Title: Rethinking Self-Supervised Learning From the Perspective of Distance Preserving

Abstract: Aiming to extract low-dimensional features from data, Self-Supervised Learning (SSL) has garnered considerable empirical success, particularly for image-related tasks. In this talk, we provide a novel understanding of SSL from the perspective of preserving the "distance" between distributions across different dimensions. In essence, SSL aims to match in distribution between the low-dimensional feature distribution and the high-dimensional data distribution. SSL has two primary applications -- discriminative and generative, each corresponding to one of the existing "distance" definitions to address the dimensional mismatch. Specifically, we show that discriminative SSL, e.g., contrastive learning, bears a close relation to the Gromov-Wasserstein distance, which shifts the comparison from marginal distributions to pairwise joint distributions. On the other hand, generative SSL, e.g., autoencoder, is closely related to another type of distance extending traditional ones such as Wasserstein distance and $f$-divergence, to different dimensions by embedding or projection. The newfound perspective facilitates both a better theoretical understanding and methodological guidance for practical improvements.

Ben Dai

The Chinese University of Hong Kong

Title: Inference of Nonlinear Causal Effects with GWAS Summary Data

Abstract: Large-scale genome-wide association studies (GWAS) have offered an exciting opportunity to discover putative causal genes or risk factors associated with diseases by using SNPs as instrumental variables (IVs). However, conventional approaches assume linear causal relations partly for simplicity and partly for the only availability of GWAS summary data. In this work, we propose a novel model for transcriptome-wide association studies (TWAS) to incorporate nonlinear relationships across IVs, an exposure, and an outcome, which is robust against violations of the valid IV assumptions and permits the use of GWAS summary data. We decouple the estimation of a marginal causal effect and a nonlinear transformation, where the former is estimated via sliced inverse regression and a sparse instrumental variable regression, and the latter is estimated by a ratio-adjusted inverse regression. On this ground, we propose an inferential procedure.
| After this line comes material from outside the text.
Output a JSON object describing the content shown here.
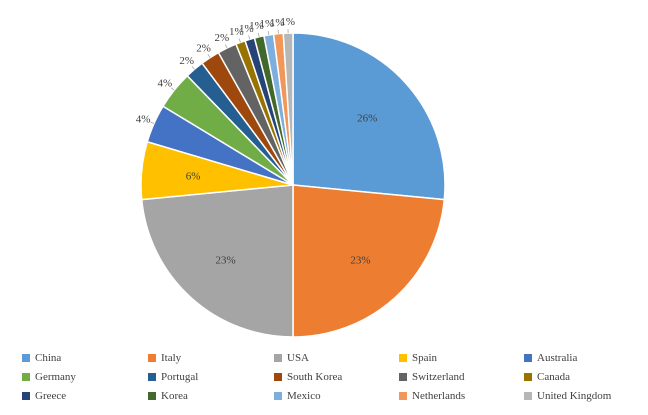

An application of the proposed method to the ADNI gene expression data and the IGAP GWAS summary data identifies 18 causal genes associated with Alzheimer's disease, including APOE and TOMM40, in addition to 7 other genes missed by two-stage least squares considering only linear relationships. Our findings suggest that nonlinear modeling is required to unleash the power of IV regression for identifying potentially nonlinear gene-trait associations. Accompanying this paper is our Python library nl-causal that implements the proposed method.

Xiang Li

Beijing Yuanling Technology

Title: 图像生成大模型微调实战

Abstract: 本报告聚焦于基于图像生成大模型的开源基座模型（主要是Stable Diffusion）进行各种技术手段低成本微调。例如： Prompt Tuning, Text Inversion, Hypernetworks, LoRA 等等手段。以及在图像编辑上，如何更好的控制生成的手段，如 Control-Net, DragGAN 等手段。报告人重点给出了其在更低成本、更高可控性方向上，微调图像大模型的实践经验。